EPI

How To Set Up A Video Wall


How to set up a video wall

By Tom Hrabak, DSCE, DSDE,

Sr. Technical Sales Mgr., Philips Signage Solutions, North America, operated by Envision Peripherals Inc.

As a first timer, there are a few basic things to know when setting up a video wall for your business. Most often it’s the installer who provides the details you’ll need to efficiently be up and running. However, there’s one particular area that remains fuzzy and unknown and can be problematic for you.

Here’s the issue: In some cases, an extension is required to be placed between the engine and displays of their new video walls (as shown in Fig. 1). It’s important to know that a PC has the capability of sending both a PC signal or a video signal, while a media player can only send a video signal. In a multiscreen array or video wall, half the displays may show they are receiving a video signal; the other half may show they are receiving a PC signal. That’s when you start having problems.

Here’s the situation: An embedded software protocol in each display or screen, called EDID, for Extended Display Identification Data, allows the video wall displays and PC engine or player to correctly talk to each other. Each display needs to know precisely whether or not it’s receiving a PC or video signal so it can properly react to it and display the right format. When a signal is sent to one single display, that display may accurately identify the correct signal format. But once that signal is sent to multiple displays or is daisy-chained to the rest of the video wall, it may be converted to a wrong signal or not sent altogether.

Also, a wrong signal can be sent if the player has multiple display outputs and each output is not able to clearly define what signal type or format needs to be sent to each display.

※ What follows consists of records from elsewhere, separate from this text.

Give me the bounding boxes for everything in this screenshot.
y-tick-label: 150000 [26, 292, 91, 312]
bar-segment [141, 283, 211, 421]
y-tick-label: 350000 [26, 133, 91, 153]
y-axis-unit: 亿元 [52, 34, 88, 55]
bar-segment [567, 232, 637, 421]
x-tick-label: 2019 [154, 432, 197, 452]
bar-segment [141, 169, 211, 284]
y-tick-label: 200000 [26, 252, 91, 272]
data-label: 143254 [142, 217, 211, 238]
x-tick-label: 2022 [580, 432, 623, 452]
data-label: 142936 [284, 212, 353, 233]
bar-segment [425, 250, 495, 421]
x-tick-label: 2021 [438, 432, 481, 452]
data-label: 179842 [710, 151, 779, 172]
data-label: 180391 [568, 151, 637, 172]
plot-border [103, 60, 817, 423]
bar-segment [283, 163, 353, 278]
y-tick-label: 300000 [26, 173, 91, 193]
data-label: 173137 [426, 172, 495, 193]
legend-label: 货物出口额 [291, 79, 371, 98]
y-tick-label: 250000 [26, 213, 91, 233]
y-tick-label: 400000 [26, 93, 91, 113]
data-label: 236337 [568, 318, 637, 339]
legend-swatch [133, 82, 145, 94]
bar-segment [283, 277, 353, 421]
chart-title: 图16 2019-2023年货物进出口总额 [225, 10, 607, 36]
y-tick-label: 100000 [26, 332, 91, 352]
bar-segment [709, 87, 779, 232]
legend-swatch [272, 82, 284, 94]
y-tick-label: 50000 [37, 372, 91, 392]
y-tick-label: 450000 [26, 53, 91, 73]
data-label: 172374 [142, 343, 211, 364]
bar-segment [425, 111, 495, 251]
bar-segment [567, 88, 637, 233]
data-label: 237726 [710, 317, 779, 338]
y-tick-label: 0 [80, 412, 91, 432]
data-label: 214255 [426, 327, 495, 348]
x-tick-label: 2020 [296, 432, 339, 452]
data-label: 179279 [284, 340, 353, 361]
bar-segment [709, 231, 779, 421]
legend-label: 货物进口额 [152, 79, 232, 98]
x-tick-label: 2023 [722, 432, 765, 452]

The problem is that, when the EDID information isn’t accurately received at the graphics card that’s in the PC for all the displays or screens, the graphics card software is befuddled and doesn’t quite know the type of signal to send. The graphics card’s EDID may think it’s connected to a peripheral device such as an extender (HDMI, etc.) or switch instead of multiple monitors for a video wall or any other type of multiscreen array — and as a result, it could send out a video signal instead of a PC signal to one or more displays.

What does this mean on the big screen?

If the communication between player and video wall isn’t being correctly performed, those problems manifest themselves in two main ways. Since monitors may react differently to a PC signal versus a video signal, color differences among the displays in a video wall can occasionally be among the foremost differences. Plus, there can also be a synchronization issue because of differences in the two signals due to the way they are conveyed to each display.

If the sync signal is conveyed differently, then the display receives it differently. Consequently, there’s a chance that the image arriving on a signage display could be misaligned from one display to another, depending on whether the graphics card recognizes a monitor as a monitor or as a peripheral device, thereby resulting in a display receiving a video signal instead of a PC signal or vice versa.

A misalignment of a video signal between monitors has a potential to result in two major issues: content and/or color. For content, being misaligned from one display to the next normally presents itself in the form of a letter in a word, a person’s arm or an object, as examples, not being lined up from one monitor to the next.

The shifting that could occur in content could be a fraction of an inch or more, resulting in a complete misalignment between two or more displays. This difference can be quite noticeable to the customer looking at the content. For color misalignment, the end result could be a color shift between displays where a specific color — a shade of green as an example — may not be the same shade on the next monitor. Performing a color calibration could help in most cases; however, it is also possible that the difference in color space between a video signal and PC signal could be enough to prevent a color calibration from being effective.

The bits and bytes behind the issue

This issue may present itself when a video signal extender, such as an HDMI extender, is placed between the engine and the monitor or video wall. For example, the project owner has a PC with a built-in four-port HDMI output graphics card. Signals coming out via HDMI are then converted to RJ45 so they can extend to 150 feet. In effect, an extender line is put on each of the four HDMI lines to get to the monitor. At the monitor or display end, there’s an RJ45 receiver that converts the signal back to HDMI and then connects to the monitor (as shown in Fig. 1).

At this point, if the EDID protocol information is not necessarily received at the graphics card for all displays on the video wall, the graphics card may be confused. In its circuitry, it may not think it’s correctly connected to a display, and as a result, it tries to send out a video signal instead of a PC signal or vice versa.

The key is to ensure that all monitors receive the same video signal format, all PC signal or all video signal. One way to ensure that this happens for any multiscreen array is to ensure that the video signal extender allows for full EDID pass-through from the monitor and does not override the monitor’s EDID information in favor for the extender EDID info.

Again, this can be seen when the graphics card sees an HDMI extender or switch or generic display instead of the specific monitor model connected to it. Second, the PC or media player should also be checked to ensure it is set to send the same resolution to all monitors connected to it.  As an example: 1920-by-1080 (PC) versus 1080i (video).